O registro de 19 médicos estrangeiros foram cancelados nesta terça-feira (29) pelo Conselho Regional de Medicina do Piauí (CRM). O motivo da decisão, única no país, seria a falta de acompanhamento de um tutor para estes profissionais, que serviria como um supervisor para suas atividades nos postos médicos do Estado. Os médicos “intercâmbistas” , que atuam sem o Revalida, fazem parte da primeira etapa do programa do governo federal Mais Médicos.

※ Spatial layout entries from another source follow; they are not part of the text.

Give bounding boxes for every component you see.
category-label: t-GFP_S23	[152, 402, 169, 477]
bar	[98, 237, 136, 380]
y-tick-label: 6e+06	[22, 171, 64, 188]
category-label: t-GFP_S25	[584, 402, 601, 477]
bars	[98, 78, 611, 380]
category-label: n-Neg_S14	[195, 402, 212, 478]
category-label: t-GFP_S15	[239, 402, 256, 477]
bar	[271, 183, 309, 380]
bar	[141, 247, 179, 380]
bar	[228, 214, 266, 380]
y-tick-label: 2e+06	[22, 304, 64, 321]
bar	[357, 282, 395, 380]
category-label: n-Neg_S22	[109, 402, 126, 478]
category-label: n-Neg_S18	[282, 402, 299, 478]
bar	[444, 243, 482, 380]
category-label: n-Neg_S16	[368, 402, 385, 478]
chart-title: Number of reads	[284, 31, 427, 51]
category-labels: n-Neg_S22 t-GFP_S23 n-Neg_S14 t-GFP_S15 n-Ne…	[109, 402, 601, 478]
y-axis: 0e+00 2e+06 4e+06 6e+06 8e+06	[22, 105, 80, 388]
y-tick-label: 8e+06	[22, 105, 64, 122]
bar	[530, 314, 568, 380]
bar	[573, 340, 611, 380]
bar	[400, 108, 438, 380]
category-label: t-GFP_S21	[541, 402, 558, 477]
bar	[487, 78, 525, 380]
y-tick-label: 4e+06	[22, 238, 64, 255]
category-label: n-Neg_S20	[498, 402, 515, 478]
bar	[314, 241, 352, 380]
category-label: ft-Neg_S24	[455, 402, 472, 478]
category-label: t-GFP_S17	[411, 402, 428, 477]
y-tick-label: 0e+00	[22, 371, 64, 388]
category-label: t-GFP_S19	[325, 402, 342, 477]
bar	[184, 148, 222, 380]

Segundo a assessoria do CRM, esse acompanhamento foi um dos itens garantidos pela presidente Dilma Rousseff (PT). O que funcionaria como uma justificativa para que estes profissionais intercâmbistas atuem na área médica sem a necessidade da realização da prova do Revalida, exame obrigatório para a atuação de médicos estrangeiros no Brasil.

A falta de revalidação do diploma médico tem causado polêmicas, e de acordo com a assessoria do Conselho, esse exame é uma forma de provar se o médico possui conhecimento suficiente para atuar no país. O CRM afirma que estes profissionais devem estar preparados para atuarem aqui. Segundo eles, a medicina de Cuba é totalmente diferente da medicina brasileira, e como isso, a atuação deles no país coloca a vida dos pacientes em risco.

Outro ponto em discussão seria as diversas reclamações que o CRM anda recebendo sobre supostos desconhecimentos dos médicos em relação à medicação. Segundo algumas denúncias, os médicos desconhecem dosagens de antibióticos e não conhecem alguns medicamentos locais. A assessoria do órgão informa que as denúncias estão todas sendo analisadas, e que comprovar a legalidade delas é complicado, pois falta um tutor para acompanhar os médicos e verificar se este tipo de episodio esta realmente acontecendo.

Foto: Portal O Dia
Foto: Portal O Dia

Com esta postura, o Conselho poderá responder por desobediência a ordem do Governo Federal e até responder por improbidade administrativa. Eles argumentam que adotaram essa postura por questões éticas e profissionais, e afirmam que continuarão a fiscalizar de perto a atuação dos médicos no Estado.